In the last year, there has been a broad shift in corporate governance focus towards social issues, including human capital management – the ‘S’ of ESG.
The proxy voting adviser Glass Lewis notes majority support for a record number of such proposals, including on diversity in the 2020 US proxy season, and this focus is set to continue following human capital management disclosure rules announced by the Securities and Exchange Commission last autumn.
CEO pay has come under the spotlight this AGM season as investors have taken a dim view of companies that have benefited either from government subsidies or employment support/furlough schemes, but failed to appropriately modify executive pay to reflect that.
The diverging fortunes of businesses in different sectors through the pandemic highlights the complexities faced by remuneration committees in setting CEO pay – with companies like Marriott seeing a 60% fall in revenues over 2020 and others like online retailer Wayfair reporting a 55% increase.
Whereas, Marriott CEO Arne Sorenson announced a board pay cut in early 2020, investors this spring revolted against special stock awards in the cases of GE and AT&T in non-binding votes that nevertheless sent a clear signal from shareholders.
Chipotle Mexican Grill introduced a metric to tie executive pay to the ESG goals it says are material, but raised eyebrows by excluding several months of poor sales in 2020 from its overall bonus calculations citing “COVID-related modifications”.
Of course, shareholders will recognise that companies need to incentivise and recruit the right people to drive long-term value. As Dambisa Moyo, author of How Boards Work, published last month, points out in this issue, CEO pay in the US has grown 940% in real terms since 1978, while the pay of a typical worker has only grown by 12%.
According to the UN-backed Principles for Responsible Investment, income inequality has the potential to “negatively impact institutional investors’ portfolios as a whole”, as well as damaging output, reducing growth and contributing to populism and protectionism.
To some degree, reporting executive pay ratios in relation to median employee compensation gives boards an incentive to consider the incomes of the lowest paid employees but, as Moyo argues, it is for boards to defend disparities between executive pay and the median or lowest paid cohort.
Linking executive pay to ESG, as in the example of Chipotle and an increasing number of other companies, should be viewed with caution, to ensure metrics are designed appropriately and not an exercise in ticking sustainability boxes without driving long-term value.
Overall, climate related proposals remain a primary concern for institutional investors following successes last year at Phillips 66 for proposals to outline the business risks of petrochemical operations and investments, and in the case of Chevron to disclose details of climate lobbying activities.
This rising tide of engagement by the leading index asset managers is more than just virtue signalling by CEOs like Larry Fink.
Passive in more than just name, everyone, including the index asset managers themselves, once assumed they would routinely support management. They were even habitually excluded from roadshow events only a few years ago, according to the shareholder consultancy Morrow Sodali.
According to the Harvard Law School Forum on Corporate Governance, the backing of larger index managers like BlackRock, State Street Global Advisors and Vanguard has raised levels of support for climate-related proposals from 24.1% in 2019 to 31.6% in 2020.
In its Q1 2021 Investment Stewardship Report, BlackRock says it supported 75% of shareholder-led environmental and social proposals and voted against 53 directors on climate grounds.
Index managers are keen to highlight the ongoing engagement work they do in the background – although its benefits cannot be objectively quantified in most cases.

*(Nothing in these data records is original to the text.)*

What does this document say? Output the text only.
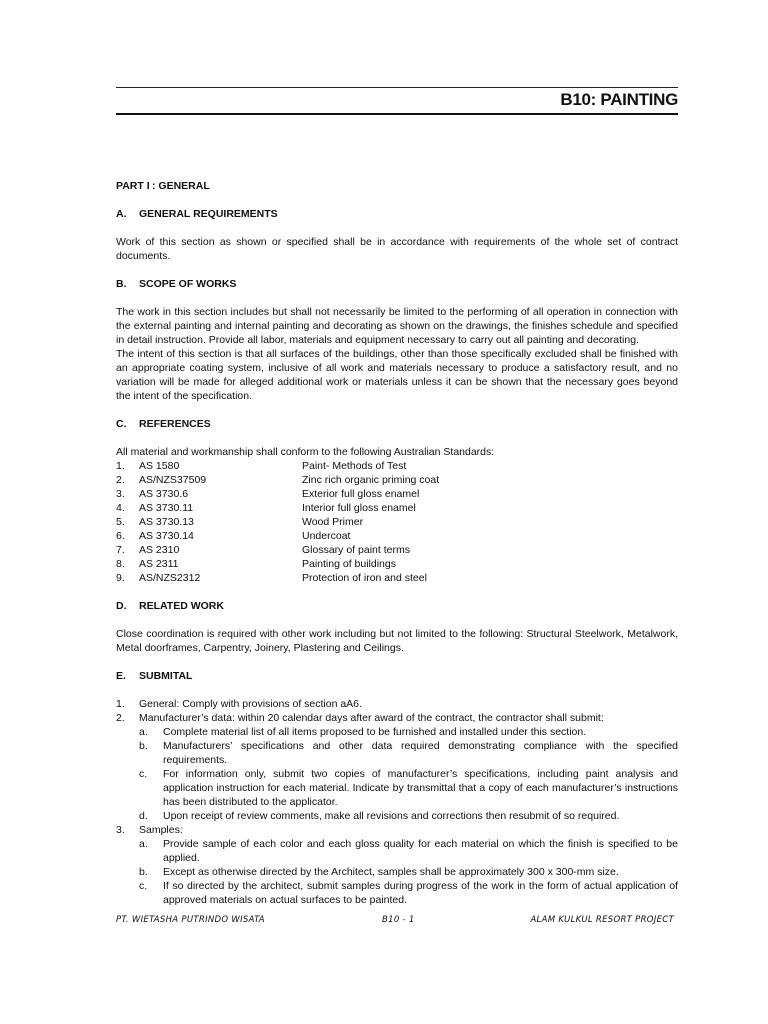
B10: PAINTING
PART I : GENERAL
A. GENERAL REQUIREMENTS

Work of this section as shown or specified shall be in accordance with requirements of the whole set of contract documents.

B. SCOPE OF WORKS

The work in this section includes but shall not necessarily be limited to the performing of all operation in connection with the external painting and internal painting and decorating as shown on the drawings, the finishes schedule and specified in detail instruction. Provide all labor, materials and equipment necessary to carry out all painting and decorating.

The intent of this section is that all surfaces of the buildings, other than those specifically excluded shall be finished with an appropriate coating system, inclusive of all work and materials necessary to produce a satisfactory result, and no variation will be made for alleged additional work or materials unless it can be shown that the necessary goes beyond the intent of the specification.

C. REFERENCES

All material and workmanship shall conform to the following Australian Standards:

1.	AS 1580	Paint- Methods of Test
2.	AS/NZS37509	Zinc rich organic priming coat
3.	AS 3730.6	Exterior full gloss enamel
4.	AS 3730.11	Interior full gloss enamel
5.	AS 3730.13	Wood Primer
6.	AS 3730.14	Undercoat
7.	AS 2310	Glossary of paint terms
8.	AS 2311	Painting of buildings
9.	AS/NZS2312	Protection of iron and steel
D. RELATED WORK

Close coordination is required with other work including but not limited to the following: Structural Steelwork, Metalwork, Metal doorframes, Carpentry, Joinery, Plastering and Ceilings.

E. SUBMITAL
1.	General: Comply with provisions of section aA6.
2.	Manufacturer’s data: within 20 calendar days after award of the contract, the contractor shall submit:
a.	Complete material list of all items proposed to be furnished and installed under this section.
b.	Manufacturers’ specifications and other data required demonstrating compliance with the specified requirements.
c.	For information only, submit two copies of manufacturer’s specifications, including paint analysis and application instruction for each material. Indicate by transmittal that a copy of each manufacturer’s instructions has been distributed to the applicator.
d.	Upon receipt of review comments, make all revisions and corrections then resubmit of so required.
3.	Samples:
a.	Provide sample of each color and each gloss quality for each material on which the finish is specified to be applied.
b.	Except as otherwise directed by the Architect, samples shall be approximately 300 x 300-mm size.
c.	If so directed by the architect, submit samples during progress of the work in the form of actual application of approved materials on actual surfaces to be painted.
PT. WIETASHA PUTRINDO WISATA	B10 - 1	ALAM KULKUL RESORT PROJECT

BlackRock says by the first quarter of 2021, it increased the number of engagements by 24% year-on-year, engaging with over 800 companies.
Added together, the three largest index houses manage client assets approaching $20trn (€16.4trn). But while they possess heft in sheer weight of assets, they can lack focus, without the resources to identify key issues at corporate level.
Activist investors are growing as a conduit for shareholder action in specific cases, whereby pension and index managers can add impetus to well-framed proposals or proxy motions, as we write in this issue (see page 54).
This can incentivise activists to table motions that support long-term value as opposed to driving short-term shareholder returns, while index managers are able to benefit from the focus of the activists in directing their resources – ultimately to the long-term benefit of all.